KOLKATA: When the BJP began preparing for the West Bengal Assembly elections of 2026, it avoided “a generic national campaign pasted onto a difficult state.”
The strategy was “focused and targeted,” built around specific public grievances against the incumbent government: corruption, women’s safety, the education recruitment scandal, extortion culture, farmer distress, fear in border areas, and a broader feeling that people were being denied “fairness and dignity.”
Each issue was converted into “simple, emotionally legible stories,” designed to be “instantly recognisable in 20 or 30 seconds,” rather than heavy on policy detail.
To execute this, the BJP chose a Bengal-based communication partner that understood “the language, the anxieties, the rhythms of neighbourhood conversation.”
The party selected Response India, founded by Ram Ray in 1984, after a competitive process in which “senior BJP leaders, including central ministers and state leadership, reviewed presentations from agencies across the country.” After a shortlist and “a gap in communication,” Response was brought in “on an emergency basis,” with the timeline compressed from months into weeks.
Response described the BJP as unusually structured in its demands. “The briefs were exact, sharply framed, and unusually disciplined. A short phone call was often enough. The team wanted the grievance to be highlighted. Show who suffers. Show what change could look like.
Keep it simple enough for mass audiences. Keep it legally compliant for Election Commission clearance. Keep it emotionally sharp,” said Response India director Rashi Ray.
The agency produced short video stories for television, cinema halls, OTT, YouTube, Facebook, Instagram, and other digital platforms, using a “problem-solution logic.” Under “crushing deadlines,” Response delivered “around 13 key films” within “a broader burst of nearly 30 pieces of communication” in “roughly 35 to 40 days.” Once scripts were approved, “the turnaround could be as little as 48 hours.”
The narrative arc was staged in phases. The first set of films focused on “anger and injury”: a family facing the collapse of job opportunities due to corruption, a woman living with fear, a citizen trapped in everyday extortion, and communities feeling abandoned. The intent was to avoid abstraction and instead dramatise accusations as “lived situations.” The second phase pivoted to promise: fear receding, hope returning, governance improving, women feeling safer, jobs coming back, benefits reaching households, and Bengal’s cultural confidence being restored—moving “from pain to possibility.”

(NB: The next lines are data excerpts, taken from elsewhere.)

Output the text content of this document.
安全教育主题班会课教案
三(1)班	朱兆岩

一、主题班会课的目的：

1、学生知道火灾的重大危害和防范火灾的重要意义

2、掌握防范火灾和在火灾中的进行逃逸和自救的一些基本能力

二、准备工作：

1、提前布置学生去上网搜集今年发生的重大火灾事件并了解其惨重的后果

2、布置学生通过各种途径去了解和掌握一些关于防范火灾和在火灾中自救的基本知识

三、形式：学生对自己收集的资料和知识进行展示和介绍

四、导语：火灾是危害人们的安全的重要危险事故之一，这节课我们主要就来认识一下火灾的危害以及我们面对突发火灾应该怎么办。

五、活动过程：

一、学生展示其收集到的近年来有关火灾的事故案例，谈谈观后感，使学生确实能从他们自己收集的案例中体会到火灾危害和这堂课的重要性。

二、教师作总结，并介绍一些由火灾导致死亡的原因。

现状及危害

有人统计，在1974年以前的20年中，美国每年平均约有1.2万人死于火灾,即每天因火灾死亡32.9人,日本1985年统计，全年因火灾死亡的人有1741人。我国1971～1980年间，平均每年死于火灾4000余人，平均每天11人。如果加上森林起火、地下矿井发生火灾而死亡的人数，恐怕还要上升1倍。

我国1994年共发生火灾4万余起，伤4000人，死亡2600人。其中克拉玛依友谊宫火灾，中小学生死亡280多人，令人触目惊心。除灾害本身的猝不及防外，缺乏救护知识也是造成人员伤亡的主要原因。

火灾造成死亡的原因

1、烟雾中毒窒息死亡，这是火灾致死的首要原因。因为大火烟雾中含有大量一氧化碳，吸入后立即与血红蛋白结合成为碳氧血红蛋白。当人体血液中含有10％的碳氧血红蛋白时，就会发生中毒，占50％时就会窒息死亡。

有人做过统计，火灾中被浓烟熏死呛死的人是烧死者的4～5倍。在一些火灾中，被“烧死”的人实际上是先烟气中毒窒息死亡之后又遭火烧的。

A defining choice was to keep the films local and grounded in real settings. “These were shot on real locations with actors drawn from theatre and small-screen circles, not generated through artificial imagery or distant studio fabrication,” said Ray. The campaign also “avoided AI-generated visuals because of disclosure requirements and because the team believed audiences would respond more strongly to something that felt immediate and real.”
Real-location political shoots during an election in Bengal carried operational risk. Crews could be stopped if their purpose became known, and “earlier attempts by others had reportedly run into obstruction.” Response relied on local knowledge: planning discreetly, moving quickly, using minimal setup time, “shot and exited before interference could build,” and constantly shifting across jurisdictions. Unlike conventional shoots that linger, these productions “had to vanish almost as soon as they appeared.”
Secrecy also shaped how the work was organised. “Only a very small internal team at Response knew the full scope of the campaign. Outsourced collaborators were trusted and tightly compartmentalised. One crew did not know the details of another film. Cast members were attached to individual projects, not the whole slate. Even within the agency, most people saw the finished work only after release. That structure protected both speed and confidentiality,” recounted Response CEO Sidhartha Roy.
Beyond films, Response produced static communication—pamphlets, posters, candidate material—and templates for on-ground campaign vehicles adaptable across constituencies. A particularly intense task was designing the party’s “charge sheet” against the incumbent government: the brief arrived in the afternoon and the cover was delivered “within hours,” with multiple options, enabled by “precise” client instructions.
The campaign’s distinguishing feature was “discipline” as much as speed or volume. The BJP’s central team, its in-house digital operation, its long-time national agency, and Response were coordinated tightly: “Material arrived on time, approvals moved fast,” and the effort ran “as one integrated machine.”